Il a aussi révélé que des « stratèges » du Panama et du Brésil ont suggéré une stratégie pour la campagne du Non qui consistait à ne pas expliquer les accords et à concentrer sur les messages qui soulèvent l'indignation des gens — une indication claire à l'effet que le but visé était de faire sortir le vote par le biais de l'incitation plutôt que de l'information.

Il a aussi expliqué comment la segmentation et le micro-ciblage de la population ont été utilisés. Pour les publicités radiodiffusées à l'intention des « couches moyennes et supérieures de la société, nous avons mis l'accent sur Non à l'impunité et à l'éligibilité (pour ce qui est des amnisties et des tribunaux alternatifs en vertu du système de justice alternatif) et aux réformes fiscales. Pour ce qui est des réseaux radiophoniques « à l'intention des couches inférieures, nous avons mis l'accent sur les subventions » (pour aider les guérillas à réintégrer la vie civile). Nous avons mis l'accent sur ce qui convenait le mieux à chaque segment de la population dans chaque région. Sur la côte, nous avons passé le message fait sur mesure que si le référendum passait nous deviendrions comme le Venezuela. (Ici Velez utilise le terme « la Costa » qui veut dire « la côte », mais il s'agit plus probablement des régions frontalières entre la Colombie et le Venezuela — note de la rédaction).

Velez a révélé que le camp du Non avait reçu des subventions de « principalement 30 compagnies et 30 individus », et parmi les cinq principales compagnies se trouvent l'Organisation Ardila Lulla, Bolivar, Grupo Uribe, Codiscos et Corbeta.[1] Il n'est pas clair si les 30 individus ont aussi des participations majoritaires dans ces 30 compagnies et si au moyen de leur fortune individuelle et de leur contrôle sur diverses sections de l'économie ils ont, eux aussi, influencé le résultat du vote.

Lorsqu'on a demandé à Velez pourquoi la campagne du Non avait ainsi déformé la vérité, il a simplement répondu que la campagne du Oui avait fait de même.

Ces révélations n'ont pas sitôt été faites que le parti du Centre démocratique a émis un communiqué dans lequel il réfute les déclarations de son propre gérant de campagne, en particulier les propos au sujet de l'ingérence de stratèges étrangers. Ils ont simplement affirmé que pour leur campagne ils n'avaient pas « embauché des stratèges étrangers », propos nébuleux qui ne cherchent qu'à dissimuler le rôle joué par divers experts dans l'« art obscur » de la manipulation électorale pour atteindre un résultat précis, la victoire du Non.[2]

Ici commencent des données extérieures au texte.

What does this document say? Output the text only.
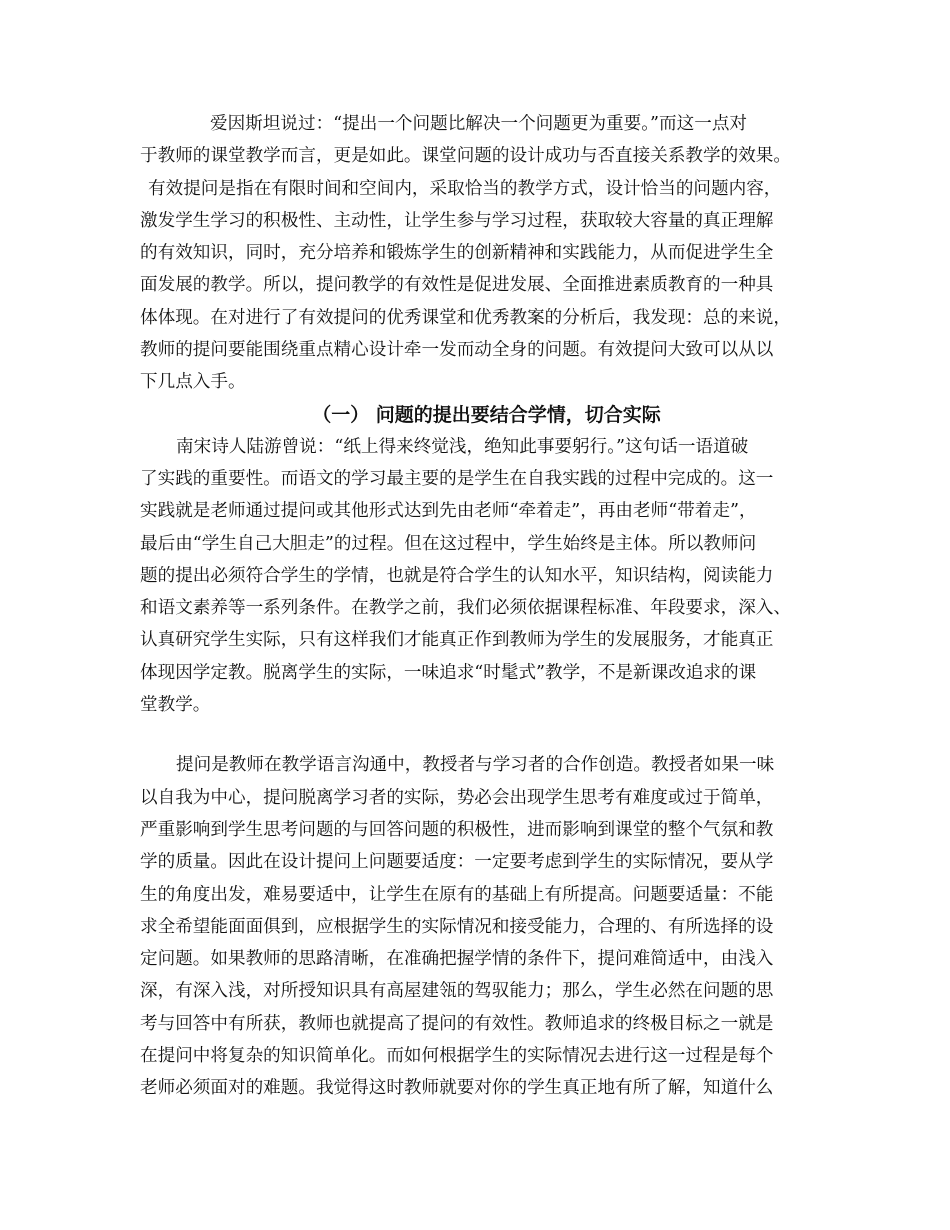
爱因斯坦说过：“提出一个问题比解决一个问题更为重要。”而这一点对
于教师的课堂教学而言，更是如此。课堂问题的设计成功与否直接关系教学的效果。
有效提问是指在有限时间和空间内，采取恰当的教学方式，设计恰当的问题内容，
激发学生学习的积极性、主动性，让学生参与学习过程，获取较大容量的真正理解
的有效知识，同时，充分培养和锻炼学生的创新精神和实践能力，从而促进学生全
面发展的教学。所以，提问教学的有效性是促进发展、全面推进素质教育的一种具
体体现。在对进行了有效提问的优秀课堂和优秀教案的分析后，我发现：总的来说，
教师的提问要能围绕重点精心设计牵一发而动全身的问题。有效提问大致可以从以
下几点入手。

（一） 问题的提出要结合学情，切合实际

南宋诗人陆游曾说：“纸上得来终觉浅，绝知此事要躬行。”这句话一语道破
了实践的重要性。而语文的学习最主要的是学生在自我实践的过程中完成的。这一
实践就是老师通过提问或其他形式达到先由老师“牵着走”，再由老师“带着走”，
最后由“学生自己大胆走”的过程。但在这过程中，学生始终是主体。所以教师问
题的提出必须符合学生的学情，也就是符合学生的认知水平，知识结构，阅读能力
和语文素养等一系列条件。在教学之前，我们必须依据课程标准、年段要求，深入、
认真研究学生实际，只有这样我们才能真正作到教师为学生的发展服务，才能真正
体现因学定教。脱离学生的实际，一味追求“时髦式”教学，不是新课改追求的课
堂教学。

提问是教师在教学语言沟通中，教授者与学习者的合作创造。教授者如果一味
以自我为中心，提问脱离学习者的实际，势必会出现学生思考有难度或过于简单，
严重影响到学生思考问题的与回答问题的积极性，进而影响到课堂的整个气氛和教
学的质量。因此在设计提问上问题要适度：一定要考虑到学生的实际情况，要从学
生的角度出发，难易要适中，让学生在原有的基础上有所提高。问题要适量：不能
求全希望能面面俱到，应根据学生的实际情况和接受能力，合理的、有所选择的设
定问题。如果教师的思路清晰，在准确把握学情的条件下，提问难简适中，由浅入
深，有深入浅，对所授知识具有高屋建瓴的驾驭能力；那么，学生必然在问题的思
考与回答中有所获，教师也就提高了提问的有效性。教师追求的终极目标之一就是
在提问中将复杂的知识简单化。而如何根据学生的实际情况去进行这一过程是每个
老师必须面对的难题。我觉得这时教师就要对你的学生真正地有所了解，知道什么
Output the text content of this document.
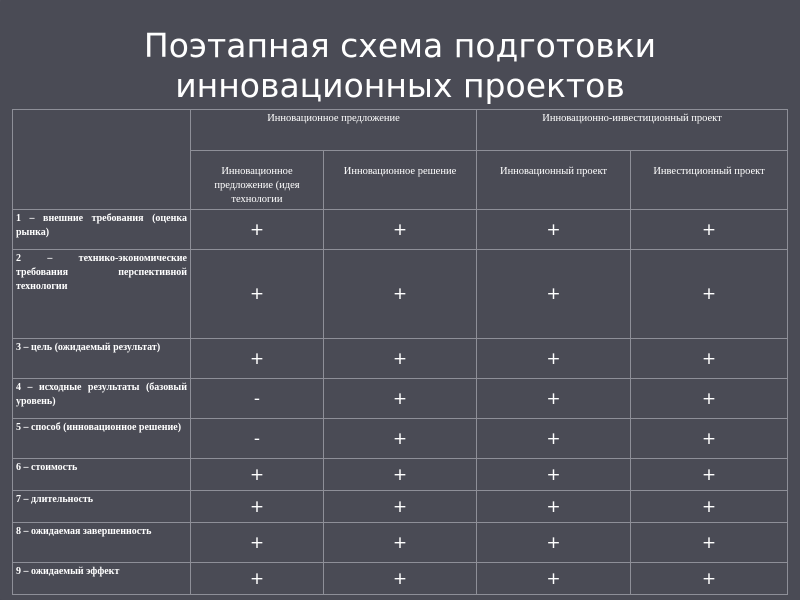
Поэтапная схема подготовки
инновационных проектов
	Инновационное предложение		Инновационно-инвестиционный проект	
	Инновационное предложение (идея технологии	Инновационное решение	Инновационный проект	Инвестиционный проект
1 – внешние требования (оценка рынка)	+	+	+	+
2 – технико-экономические требования перспективной технологии	+	+	+	+
3 – цель (ожидаемый результат)	+	+	+	+
4 – исходные результаты (базовый уровень)	-	+	+	+
5 – способ (инновационное решение)	-	+	+	+
6 – стоимость	+	+	+	+
7 – длительность	+	+	+	+
8 – ожидаемая завершенность	+	+	+	+
9 – ожидаемый эффект	+	+	+	+
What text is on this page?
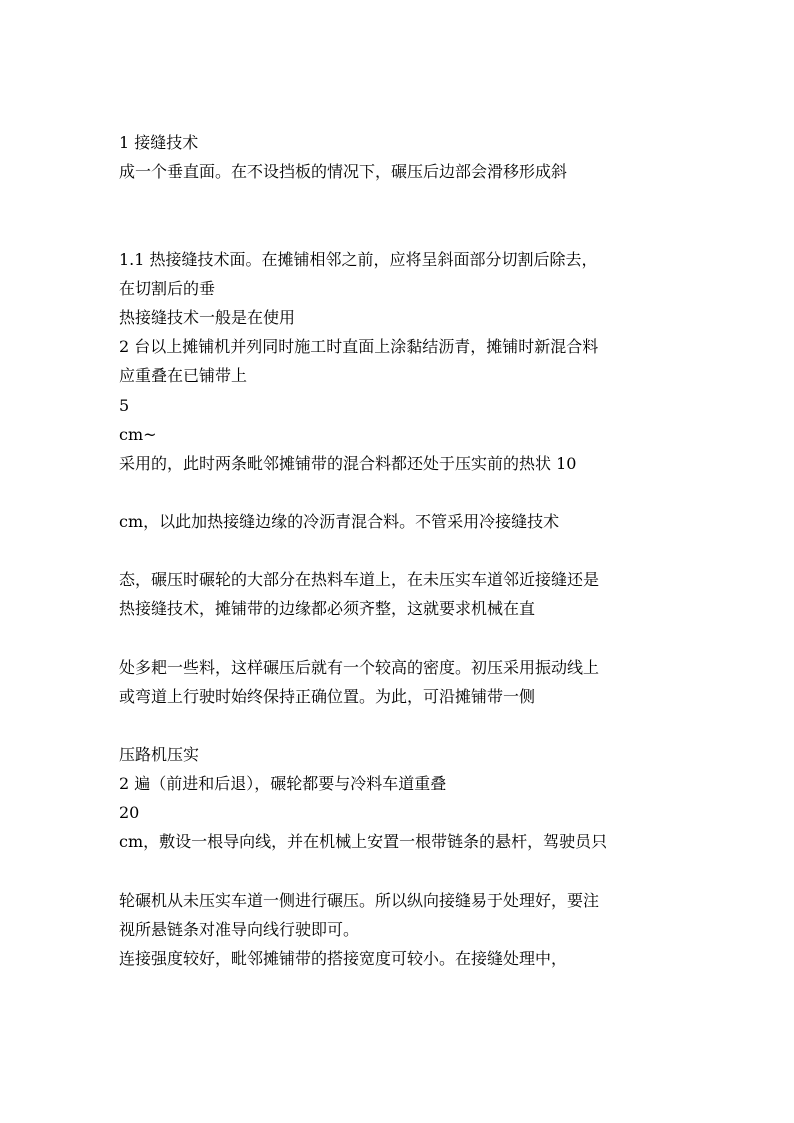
1 接缝技术
成一个垂直面。在不设挡板的情况下，碾压后边部会滑移形成斜
1.1 热接缝技术面。在摊铺相邻之前，应将呈斜面部分切割后除去，
在切割后的垂
热接缝技术一般是在使用
2 台以上摊铺机并列同时施工时直面上涂黏结沥青，摊铺时新混合料
应重叠在已铺带上
5
cm~
采用的，此时两条毗邻摊铺带的混合料都还处于压实前的热状 10
cm，以此加热接缝边缘的冷沥青混合料。不管采用冷接缝技术
态，碾压时碾轮的大部分在热料车道上，在未压实车道邻近接缝还是
热接缝技术，摊铺带的边缘都必须齐整，这就要求机械在直
处多耙一些料，这样碾压后就有一个较高的密度。初压采用振动线上
或弯道上行驶时始终保持正确位置。为此，可沿摊铺带一侧
压路机压实
2 遍（前进和后退），碾轮都要与冷料车道重叠
20
cm，敷设一根导向线，并在机械上安置一根带链条的悬杆，驾驶员只
轮碾机从未压实车道一侧进行碾压。所以纵向接缝易于处理好，要注
视所悬链条对准导向线行驶即可。
连接强度较好，毗邻摊铺带的搭接宽度可较小。在接缝处理中，
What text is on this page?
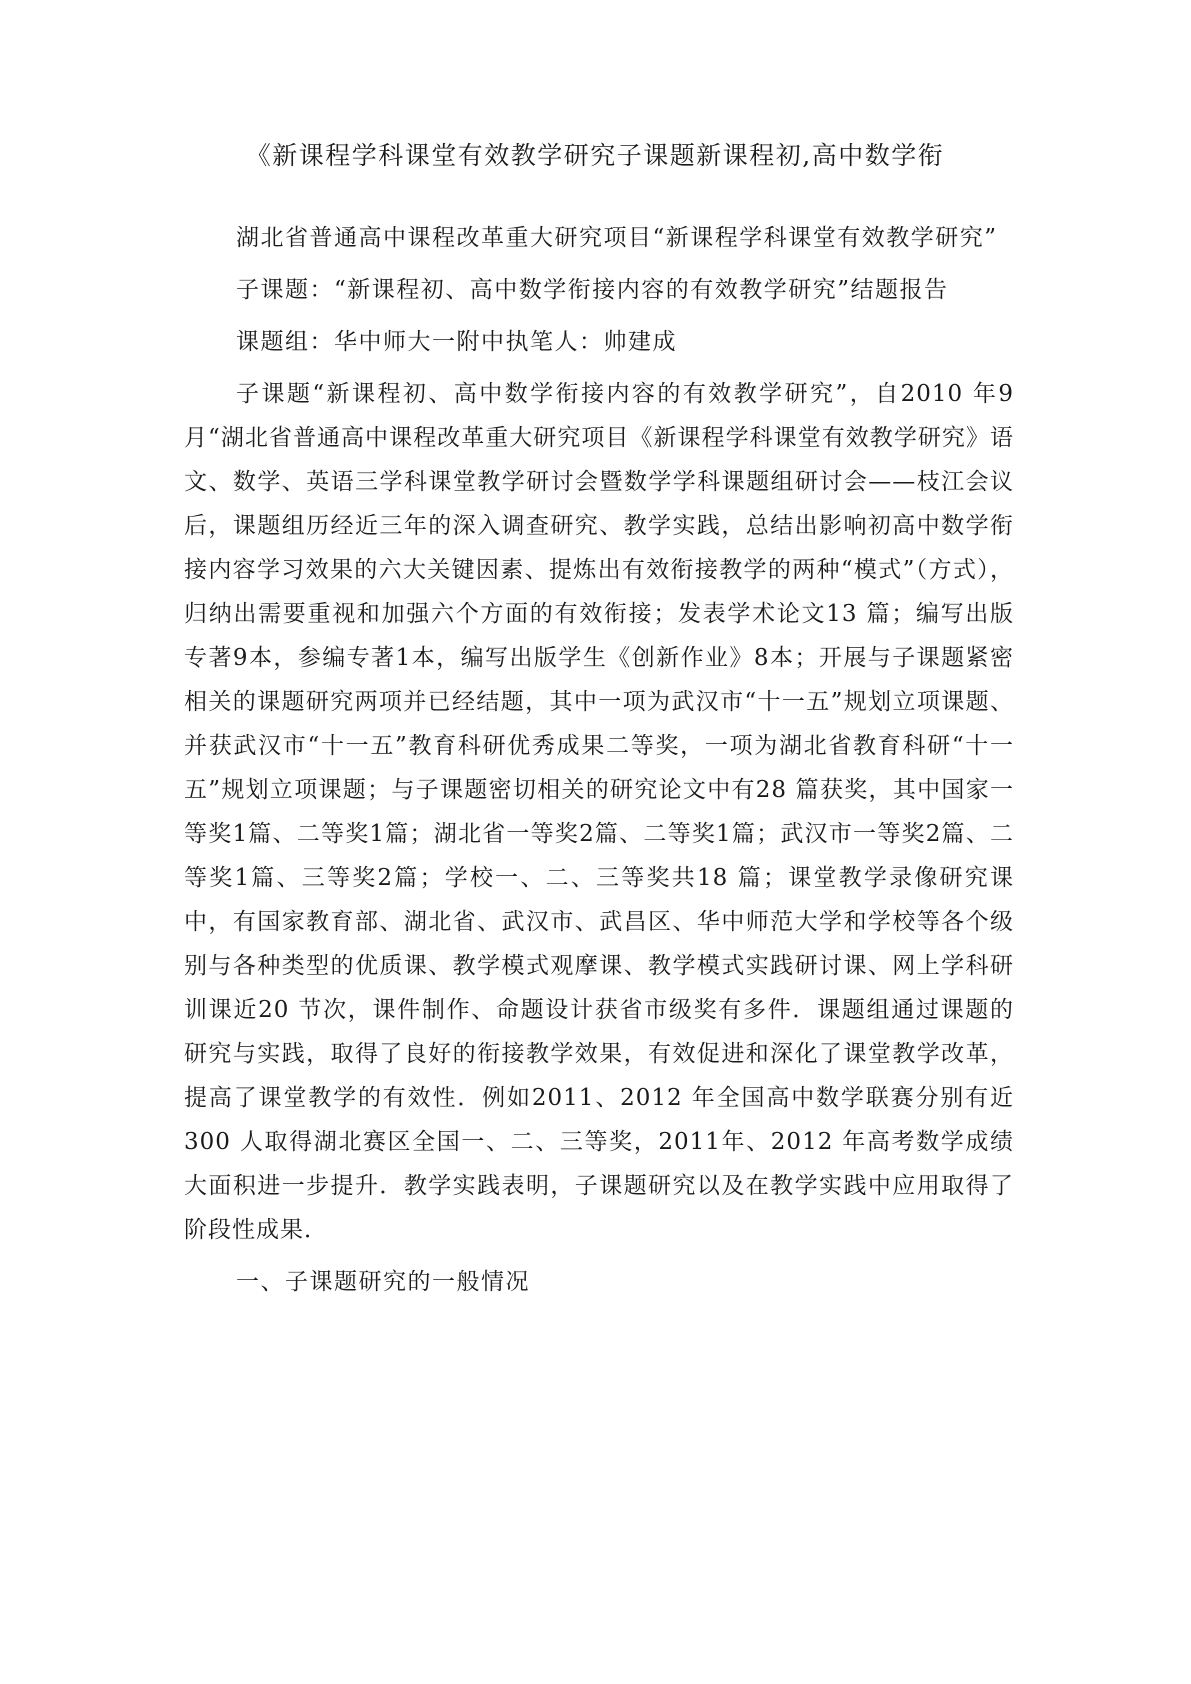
《新课程学科课堂有效教学研究子课题新课程初,高中数学衔

湖北省普通高中课程改革重大研究项目“新课程学科课堂有效教学研究”

子课题：“新课程初、高中数学衔接内容的有效教学研究”结题报告

课题组：华中师大一附中执笔人：帅建成

子课题“新课程初、高中数学衔接内容的有效教学研究”，自2010 年9月“湖北省普通高中课程改革重大研究项目《新课程学科课堂有效教学研究》语文、数学、英语三学科课堂教学研讨会暨数学学科课题组研讨会——枝江会议后，课题组历经近三年的深入调查研究、教学实践，总结出影响初高中数学衔接内容学习效果的六大关键因素、提炼出有效衔接教学的两种“模式”（方式），归纳出需要重视和加强六个方面的有效衔接；发表学术论文13 篇；编写出版专著9本，参编专著1本，编写出版学生《创新作业》8本；开展与子课题紧密相关的课题研究两项并已经结题，其中一项为武汉市“十一五”规划立项课题、并获武汉市“十一五”教育科研优秀成果二等奖，一项为湖北省教育科研“十一五”规划立项课题；与子课题密切相关的研究论文中有28 篇获奖，其中国家一等奖1篇、二等奖1篇；湖北省一等奖2篇、二等奖1篇；武汉市一等奖2篇、二等奖1篇、三等奖2篇；学校一、二、三等奖共18 篇；课堂教学录像研究课中，有国家教育部、湖北省、武汉市、武昌区、华中师范大学和学校等各个级别与各种类型的优质课、教学模式观摩课、教学模式实践研讨课、网上学科研训课近20 节次，课件制作、命题设计获省市级奖有多件．课题组通过课题的研究与实践，取得了良好的衔接教学效果，有效促进和深化了课堂教学改革，提高了课堂教学的有效性．例如2011、2012 年全国高中数学联赛分别有近300 人取得湖北赛区全国一、二、三等奖，2011年、2012 年高考数学成绩大面积进一步提升．教学实践表明，子课题研究以及在教学实践中应用取得了阶段性成果．

一、子课题研究的一般情况
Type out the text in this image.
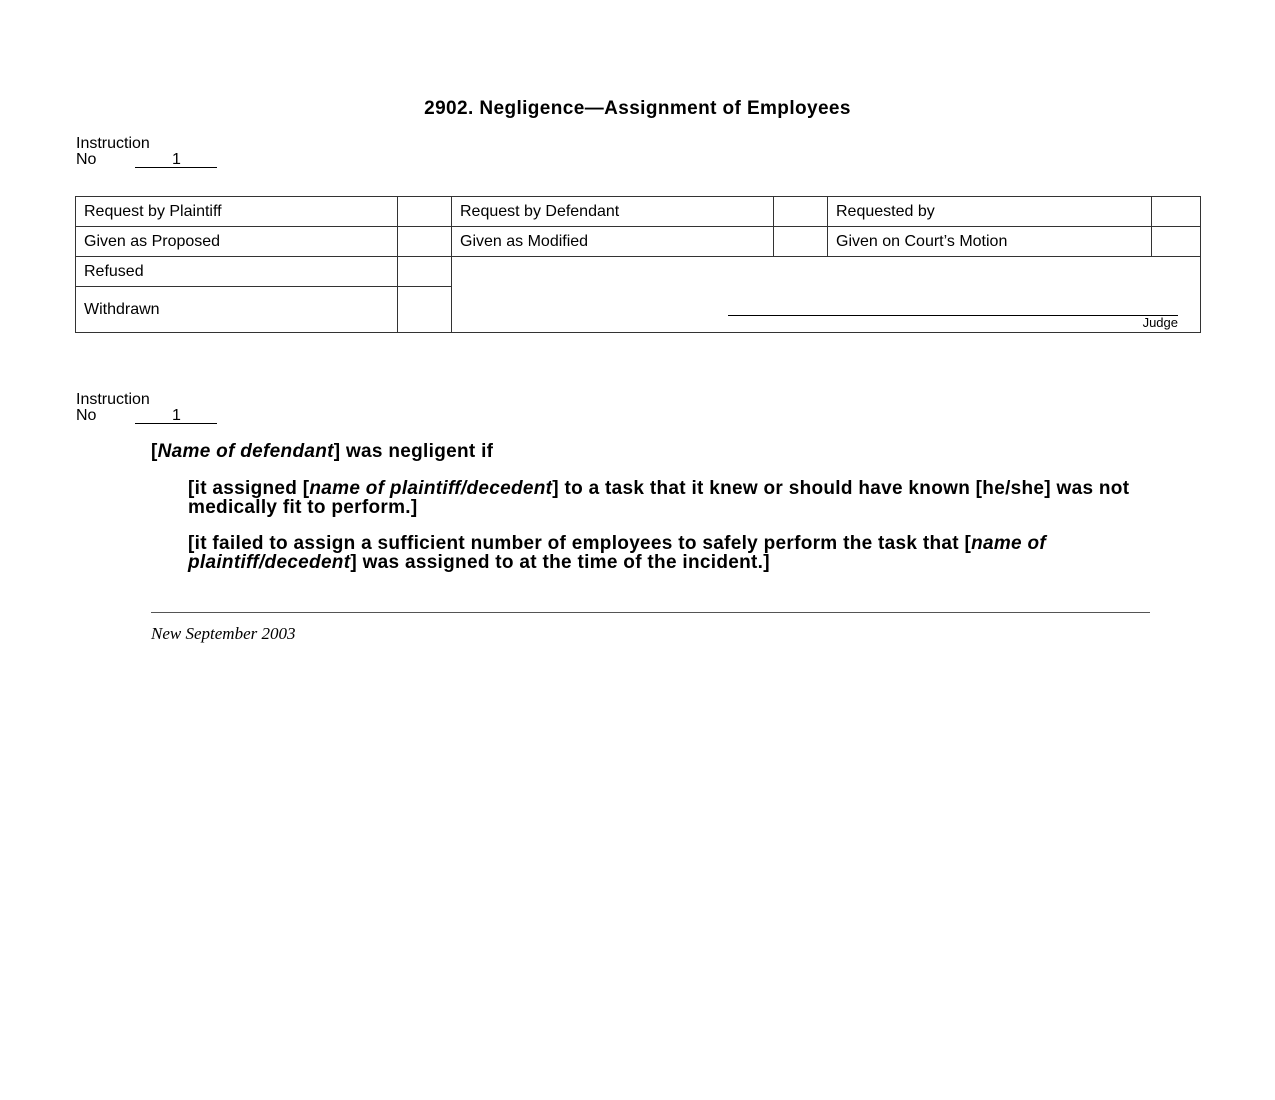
2902. Negligence—Assignment of Employees
Instruction
No	1
Request by Plaintiff		Request by Defendant		Requested by	
Given as Proposed		Given as Modified		Given on Court’s Motion	
Refused		Judge			

Withdrawn					
Instruction
No	1
[Name of defendant] was negligent if
[it assigned [name of plaintiff/decedent] to a task that it knew or should have known [he/she] was not medically fit to perform.]
[it failed to assign a sufficient number of employees to safely perform the task that [name of plaintiff/decedent] was assigned to at the time of the incident.]
New September 2003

C'est ainsi que le parti du Centre démocratique explique sa campagne sale : « Les porte-parole de partis, les membres du congrès et les entreprises ont développé une stratégie de communication directe avec les Colombiens. Ainsi, ils ont expliqué de façon raisonnable les conséquences de l'accord de La Havane », peut-on lire dans le communiqué.

Et plus loin : « Le camp du Non n'a pas eu recours aux mensonges et aux messages déformés. » Le parti aurait mis de l'avant des arguments qui permettraient aux gens de « voter selon leur conscience devant l'immense tort qui attendait le pays advenant une acceptation des accords et le fait que ceux-ci auraient fait partie intégrante de la constitution ».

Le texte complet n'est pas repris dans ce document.